In a major foreign policy success, Bush put his signature on " H R 7081, United States- India Nuclear Cooperation Approval and Non-proliferation Enhancement Act " in the presence of Vice-President Dick Cheney, Rice, Energy Secretary Samuel Bodman, Indian Ambassador to the US Ronen Sen, lawmakers, prominent members of the Indian American community and leading businessmen of the two countries.
Bush said the legislation makes no changes in the 123 Agreement and it does not affect fuel exchange and reprocessing.
The President thanked not only members of his administration, especially at the State Department and White House who worked to secure the deal, but also lawmakers and leaders of the Indian American community.
He especially appreciated Rice for her "hard work" in bringing the deal to fruition.
The Presidential action culminates a over three-year tumultous journey for the deal which faced opposition from lawmakers in both the two countries that also saw Left parties withdrawing support to the Manmohan Singh government. Bush and Singh approved the deal on July 18, 2005 during the Prime Minister's visit to Washington.
Calling the Indian prime minister as his "dear friend", Bush said India and the US are "natural partners" despite being physically separated half way through the globe.
Bush also spoke of advanced consent for reprocessing. Bush's assurances appears to have taken care of Indian concerns over issues relating to unhindered american fuel supplies and technology transfers for uranium enrichment.
The President said the 123 Agreement is consistent with the Atomic Energy Act.
Despite the deal coming under attack from its critics in the US, the Bush Administration has steadfastly maintained it is a very big boon to global non-proliferation.
Once Bush signs the authorizing legislation, he is required to certify that the agreement with India is consistent with U.S. obligations under the Nuclear Nonproliferation Treaty, designed to limit the spread of nuclear weapons.
He must also certify that it is U.S. policy to cooperate with international efforts to further restrict transfers of technology related to uranium enrichment and the reprocessing of spent nuclear fuel.
Three decades after US imposed a ban on civilian nuclear trade with India after latter's first nuclear test in 1974, American officials have said a new approach is needed to help the world's largest democracy meet its booming energy needs at a time of skyrocketing oil prices and global warming fears.
Rice during a visit to New Delhi last week called the accord "a recognition of India's emergence on the global stage".
"The president looks forward to signing this bill into law and continuing to strengthen the US-India Strategic Partnership," a White House official said hours before the signing ceremony
"This legislation will strengthen our global nuclear nonproliferation efforts, protect the environment, create jobs, and assist India in meeting its growing energy needs in a responsible manner," the official said.
Rice and others had to lobby hard to win approval for the deal from the International Atomic Energy Agency (IAEA), the UN nuclear watchdog, and the Nuclear Suppliers Group (NSG), which controls global atomic trade.

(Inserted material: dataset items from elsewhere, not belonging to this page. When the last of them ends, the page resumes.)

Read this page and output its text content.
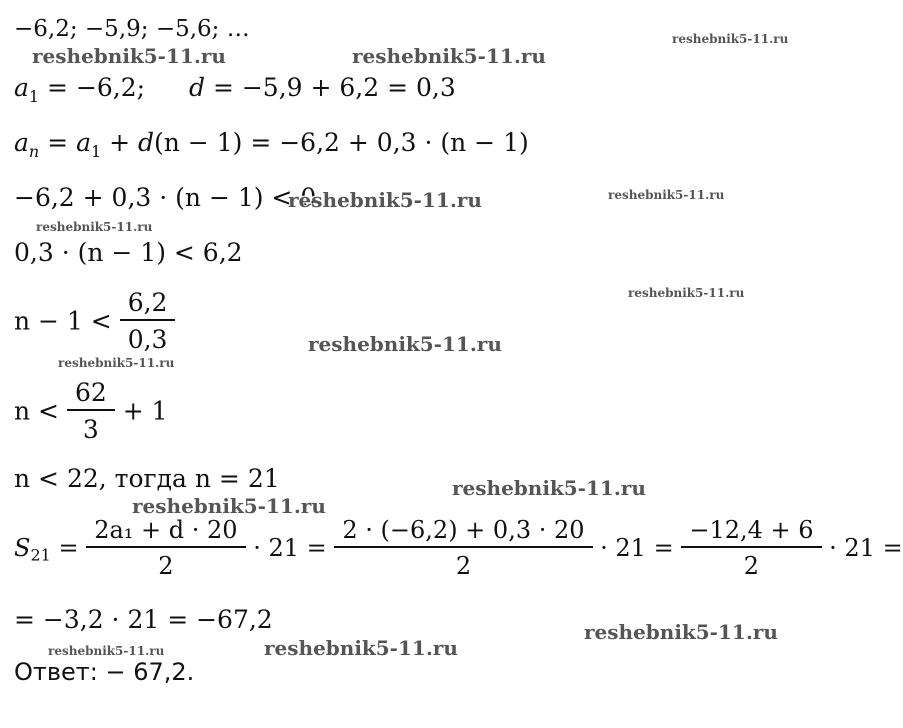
−6,2; −5,9; −5,6; …
$a_1 = -6,2$; d = −5,9 + 6,2 = 0,3
$a_n = a_1 + d(n - 1) = -6,2 + 0,3 \cdot (n - 1)$
−6,2 + 0,3 · (n − 1) < 0
0,3 · (n − 1) < 6,2
$n - 1 < \frac{6,2}{0,3}$
$n < \frac{62}{3} + 1$
n < 22, тогда n = 21
$S_{21} = \frac{\text{2a₁ + d · 20}}{2} \cdot 21 = \frac{2 \cdot (-6,2) + 0,3 \cdot 20}{2} \cdot 21 = \frac{-12,4 + 6}{2} \cdot 21$ =
= −3,2 · 21 = −67,2
Ответ: − 67,2.
reshebnik5-11.ru	reshebnik5-11.ru
reshebnik5-11.ru
reshebnik5-11.ru	reshebnik5-11.ru
reshebnik5-11.ru
reshebnik5-11.ru
reshebnik5-11.ru
reshebnik5-11.ru
reshebnik5-11.ru
reshebnik5-11.ru
reshebnik5-11.ru
reshebnik5-11.ru	reshebnik5-11.ru
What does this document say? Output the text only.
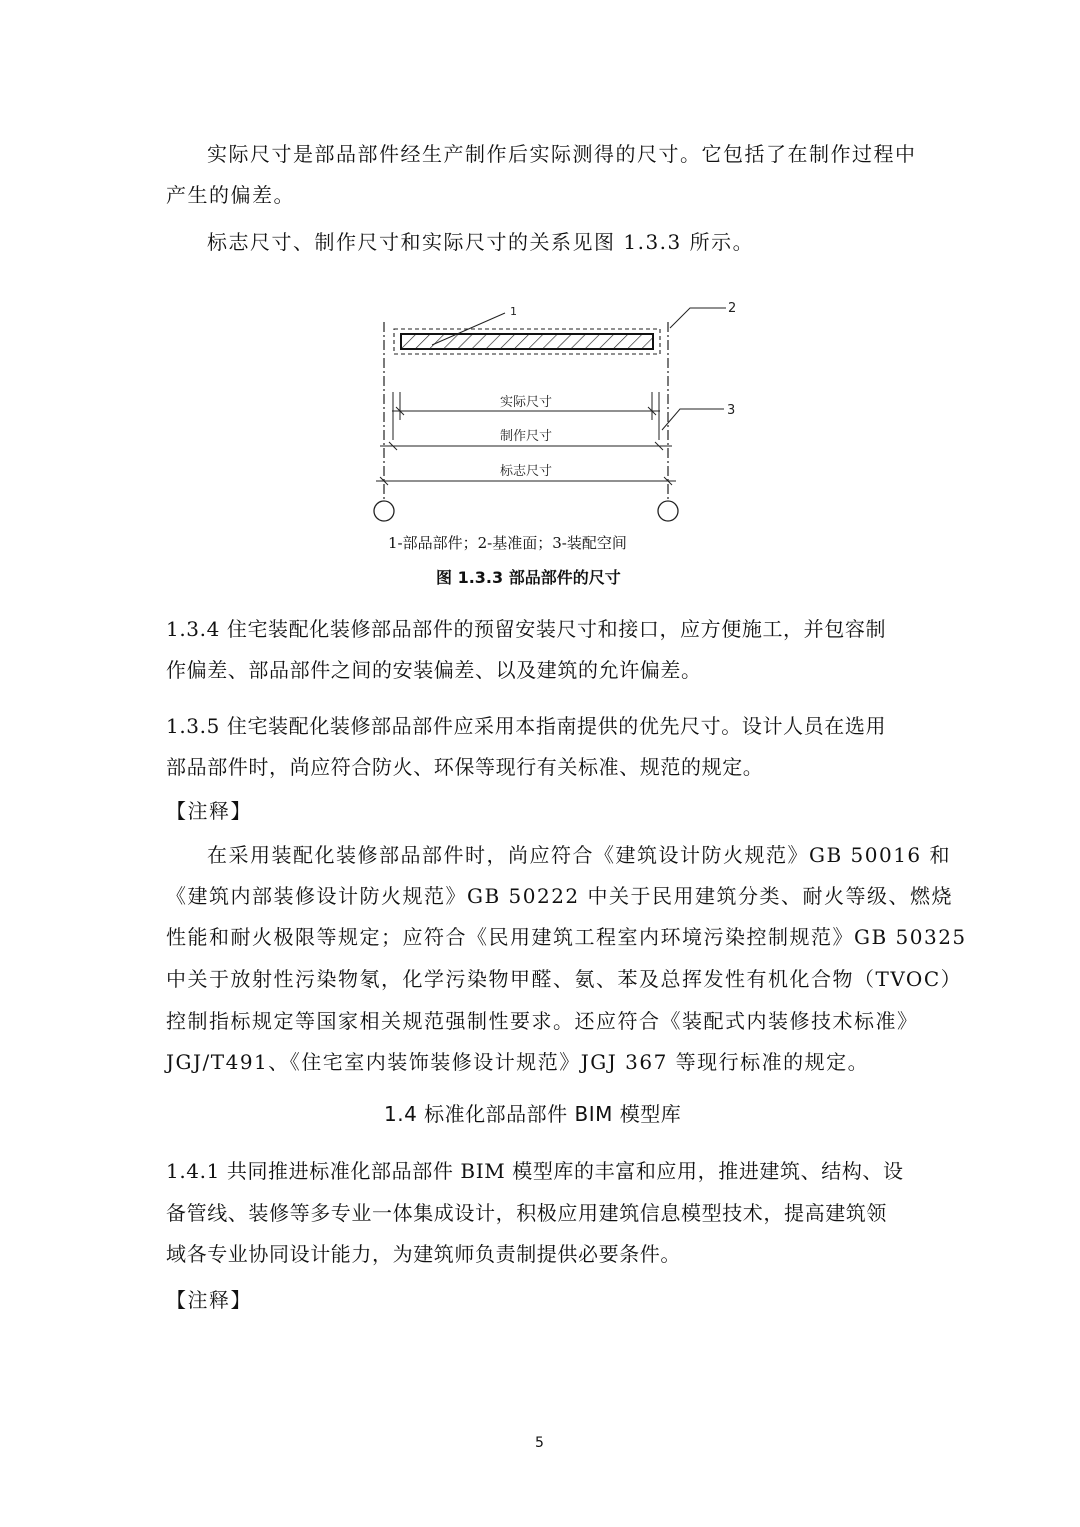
实际尺寸是部品部件经生产制作后实际测得的尺寸。它包括了在制作过程中
产生的偏差。
标志尺寸、制作尺寸和实际尺寸的关系见图 1.3.3 所示。
1	2
3
实际尺寸
制作尺寸
标志尺寸
1-部品部件；2-基准面；3-装配空间
图 1.3.3 部品部件的尺寸
1.3.4 住宅装配化装修部品部件的预留安装尺寸和接口，应方便施工，并包容制
作偏差、部品部件之间的安装偏差、以及建筑的允许偏差。
1.3.5 住宅装配化装修部品部件应采用本指南提供的优先尺寸。设计人员在选用
部品部件时，尚应符合防火、环保等现行有关标准、规范的规定。
【注释】
在采用装配化装修部品部件时，尚应符合《建筑设计防火规范》GB 50016 和
《建筑内部装修设计防火规范》GB 50222 中关于民用建筑分类、耐火等级、燃烧
性能和耐火极限等规定；应符合《民用建筑工程室内环境污染控制规范》GB 50325
中关于放射性污染物氡，化学污染物甲醛、氨、苯及总挥发性有机化合物（TVOC）
控制指标规定等国家相关规范强制性要求。还应符合《装配式内装修技术标准》
JGJ/T491、《住宅室内装饰装修设计规范》JGJ 367 等现行标准的规定。
1.4 标准化部品部件 BIM 模型库
1.4.1 共同推进标准化部品部件 BIM 模型库的丰富和应用，推进建筑、结构、设
备管线、装修等多专业一体集成设计，积极应用建筑信息模型技术，提高建筑领
域各专业协同设计能力，为建筑师负责制提供必要条件。
【注释】
5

She also pushed hard for the agreement to be approved by both Houses of Congress.
The historic agreement could not be inked during Rice's day-long visit to India on October 4 as New Delhi insisted that it would do so only after seeing Bush's signing statement. India is expecting Bush to clear the American position on certain aspects like fuel supply assurances.
The bill was approved by the House of Representatives before the Senate gave its nod for it. It had bi-partisan support in both the House and Senate.